Understand Emotional Arousal, Heal Your Relationships

When girls first start a residential treatment program, they often don’t know how to regulate their emotions.  They are unable to work through the typical emotional cycle to reach a peaceful state.  We call this cycle Emotional Arousal.

By learning about emotional arousal, you can learn to better support your daughter as she learns emotional regulation.

Emotional Arousal

Emotional Arousal is a state of heightened physiological activity.  This includes having strong emotions like anger and fear and we go to the emotional arousal state in response to our daily experiences.  For example the fight, flight or freeze response is a state of emotional arousal.

Some people come into this world with their emotional arousal response on high alert.  For others it takes a lot to trigger their emotional arousal response.  However we come into this world, our emotional arousal isn’t set in stone.  It develops throughout our life.  Arousal starts with a Nature component as a hardwired response to our experiences.  That emotional arousal then develops over time as a reaction to a lifetime of experiences.

There are a number of factors that influence the development of our emotional arousal, including Attachment Styles and Relational Feedback Loops

Attachment Styles

Everyone has an attachment style that affects the way we interact with others.  As parents our attachment styles influence every interaction we have with our children.  Our children then take all their interactions with us, combine them with their predisposed genetic temperament and develop their own attachment style.

Attachment styles typically fall in one of four categories: secure, anxious, avoidant or anxious-avoidant.  Below is an illustration of how these attachment styles develop depending on a child’s emotional state or arousal and a parent’s responsiveness or approach:

 

Low ArousalHigh Arousal
High Parental ResponsivenessSecureAnxious
Low Parental ResponsivenessAvoidantAvoidant-Anxious

Attachment style is rarely an exclusive form of secure, avoidant or anxious.

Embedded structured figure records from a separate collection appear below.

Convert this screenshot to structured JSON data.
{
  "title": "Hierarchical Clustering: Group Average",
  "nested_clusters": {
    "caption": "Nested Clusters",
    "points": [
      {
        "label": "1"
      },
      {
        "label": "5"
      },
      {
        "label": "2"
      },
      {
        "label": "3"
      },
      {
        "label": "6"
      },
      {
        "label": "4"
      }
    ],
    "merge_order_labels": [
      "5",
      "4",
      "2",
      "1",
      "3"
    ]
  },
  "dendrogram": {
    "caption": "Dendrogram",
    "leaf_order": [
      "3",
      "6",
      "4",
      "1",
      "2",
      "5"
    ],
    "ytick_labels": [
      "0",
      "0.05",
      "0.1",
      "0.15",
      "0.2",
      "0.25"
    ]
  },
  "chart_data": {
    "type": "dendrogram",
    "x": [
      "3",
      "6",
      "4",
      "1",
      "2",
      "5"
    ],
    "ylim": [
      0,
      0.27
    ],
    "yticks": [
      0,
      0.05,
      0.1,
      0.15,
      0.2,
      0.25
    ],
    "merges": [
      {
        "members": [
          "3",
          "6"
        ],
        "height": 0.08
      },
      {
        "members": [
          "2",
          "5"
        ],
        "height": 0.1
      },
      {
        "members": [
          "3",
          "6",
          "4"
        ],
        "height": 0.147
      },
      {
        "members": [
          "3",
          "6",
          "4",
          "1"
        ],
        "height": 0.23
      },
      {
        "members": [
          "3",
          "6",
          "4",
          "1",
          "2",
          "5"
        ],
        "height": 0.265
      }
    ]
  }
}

Rather, attachment is usually a combination of two or all three forms.  What is important to know is that you can still influence your daughter’s attachment style.  Every interaction you have with her contributes to her attachment style development.

Relational Feedback Loops

Infants and parents can go through what we call a bidirectional feedback loop.  One loop looks like this:

  1. Infants with a higher temperamental baseline of arousal may be fussy and difficult.  This may also be a result of physiological difficulties such as trouble digesting
  2. This fussiness leads to parents becoming tired, frustrated, and less responsive.
  3. As parents become less responsive to the infant’s needs the infant will likely become more anxious manifesting in more fussing and so on.

The inverse is also true.  If we are able to remain highly responsive the infant learns to trust this responsiveness.  The baby knows it will have her needs met on a consistent basis.

Conditioning Emotional Arousal

How do Attachment Styles and Relational Feedback Loops tie back to emotional arousal?  Levels of arousal can be conditioned and reconditioned, meaning that if we are anxious in relationships we can be reconditioned through consistency, validation, and love.  We can help our daughters to have less anxiety in their relationships by forming a more secure attachment style.

How to Help Your Daughter

  1. Be Responsive- Listen when your daughter is talking to you.  Stop multi-tasking, put away your phone and turn off the TV.  Take action if you need to.  Sometimes this means giving your daughter a hug.  Other times it means holding a boundary with her.
  2. Validate- When your daughter shares her emotions with you, actively recognize those emotions.  You don’t need to judge or solve the emotion.  Just strive to show your daughter that you love her and understand what she is feeling.
  3. Be Consistent- This one is hard for parents.  We are imperfect humans and make mistakes.  Do your best to respond to situations the same way you did before.  If you need to change your response, talk with your daughter and explain what to expect going forward.  Then be consistent.  Some area’s to be consistent in:
    • Holding boundaries
    • Providing Clear Expectations
    • Giving Praise

This process of healing through reconditioning is possible.  It requires concerted, consistent, effort, and lots of time to achieve, but it is absolutely possible to alter our baselines of arousal as it manifests in our attachment style.